Книга узоров | страница 50



– Такое высказывание впору вашему сумасбродному деду.

Густав Фонтана пожал плечами, провел рукой по двойному ряду пуговиц – пуговицы двумя дорожками разбегались к плечам, – надел форменную фуражку с крылатым колесом на кокарде и пошел к дверям нотариальной конторы.

– До завтра.

– Я все вам выпишу, что надо, – прокричал нотариус вслед.

4

«Мария и Йозеф, Мария и Йозеф» – стучали на стыках рельсов своими неутомимыми молоточками колеса мчащегося поезда. Мария и Йозеф – это было единственное, что не поддавалось забвению, столетиями никому и в голову не приходило выбрать другое имя. Мария и Йозеф, рождение и смерть, вода и суша, бескрайние болота, рыбаки на широких реках, крестьяне на маленьких клочках земли.
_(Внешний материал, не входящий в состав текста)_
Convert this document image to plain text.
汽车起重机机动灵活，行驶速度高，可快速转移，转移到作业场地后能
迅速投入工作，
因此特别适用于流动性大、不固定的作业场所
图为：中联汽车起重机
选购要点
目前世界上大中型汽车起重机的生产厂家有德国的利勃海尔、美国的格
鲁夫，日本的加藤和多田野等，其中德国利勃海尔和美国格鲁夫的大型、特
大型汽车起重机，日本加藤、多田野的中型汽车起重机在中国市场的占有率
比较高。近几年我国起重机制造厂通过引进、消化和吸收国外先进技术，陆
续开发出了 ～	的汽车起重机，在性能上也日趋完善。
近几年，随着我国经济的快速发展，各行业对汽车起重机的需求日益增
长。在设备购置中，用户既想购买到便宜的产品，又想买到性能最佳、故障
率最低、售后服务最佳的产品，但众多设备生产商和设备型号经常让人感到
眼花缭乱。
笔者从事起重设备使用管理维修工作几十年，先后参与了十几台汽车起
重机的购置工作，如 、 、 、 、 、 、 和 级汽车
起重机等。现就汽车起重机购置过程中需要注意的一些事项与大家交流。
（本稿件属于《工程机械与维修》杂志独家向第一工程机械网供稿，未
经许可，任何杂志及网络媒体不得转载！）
Потом – большие плотины, которые построили в этой стране чужеземцы, хозяева нового мира, которые принялись делить воду и землю, разрушили древнее раздолье, воду по каналам пустили в море, а на узких полосках земли меж рек и озер поселили людей.

Они пришли сюда из бескрайней Польши, из Богемии, из просторов восточных земель. Мария и Йозеф обрабатывали землю, добивались от нее урожая, работали на ней как проклятые до самой своей бедняцкой смерти. Долгая, однообразная жизнь – но они забывали об этом, когда рассказывали друг другу бесчисленные истории. Чем страшнее нужда, беды и голод, тем чудеснее и волшебнее эти истории. Истории, которые были уже неотделимы от их жизни, смешивались с нею и заменяли ее, которые были старше, чем живущие сейчас люди, которые продолжали жить, когда об этих людях уже никто не помнил.

Мария и Йозеф, округ Лодзь, округ Краков, округ Лемберг, поденные рабочие на полях и переселенцы, которые кочевали, колеся по всей стране, и оседали в глуши, осваивая все новые клочки земли. Переселенцы из Богемии, торговцы хмелем и табаком. В роду у них всегда были свои священники. Мелкие крестьяне, жившие в дельте Одера и Обры, в районе Познани, в округе Бомст, немцы или поляки – они сами никогда не знали, кто они.

А когда землю снова поделили, на этот раз ее получили господа, которые жили в Берлине и полей своих никогда в глаза не видели, владельцы поместий, не знавшие толку ни в историях, ни в песнях, – и тогда совсем маленькими сделались поля у тех, кто на них работал.

Вот так стояли они на пашне, согнувшись в три погибели, уткнувшись глазами в землю, забыв про небо, которое, впрочем, тоже забыло про них, не чувствуя солнца, которое жгло им спины, мотыжа эту черствую землю и переваливая ее корявыми лопатами, убирая урожай с помощью старых, затупившихся кос и шатких граблей, стояли на этой тощей земле, которая за один день могла опять превратиться в болото и сгноить весь урожай.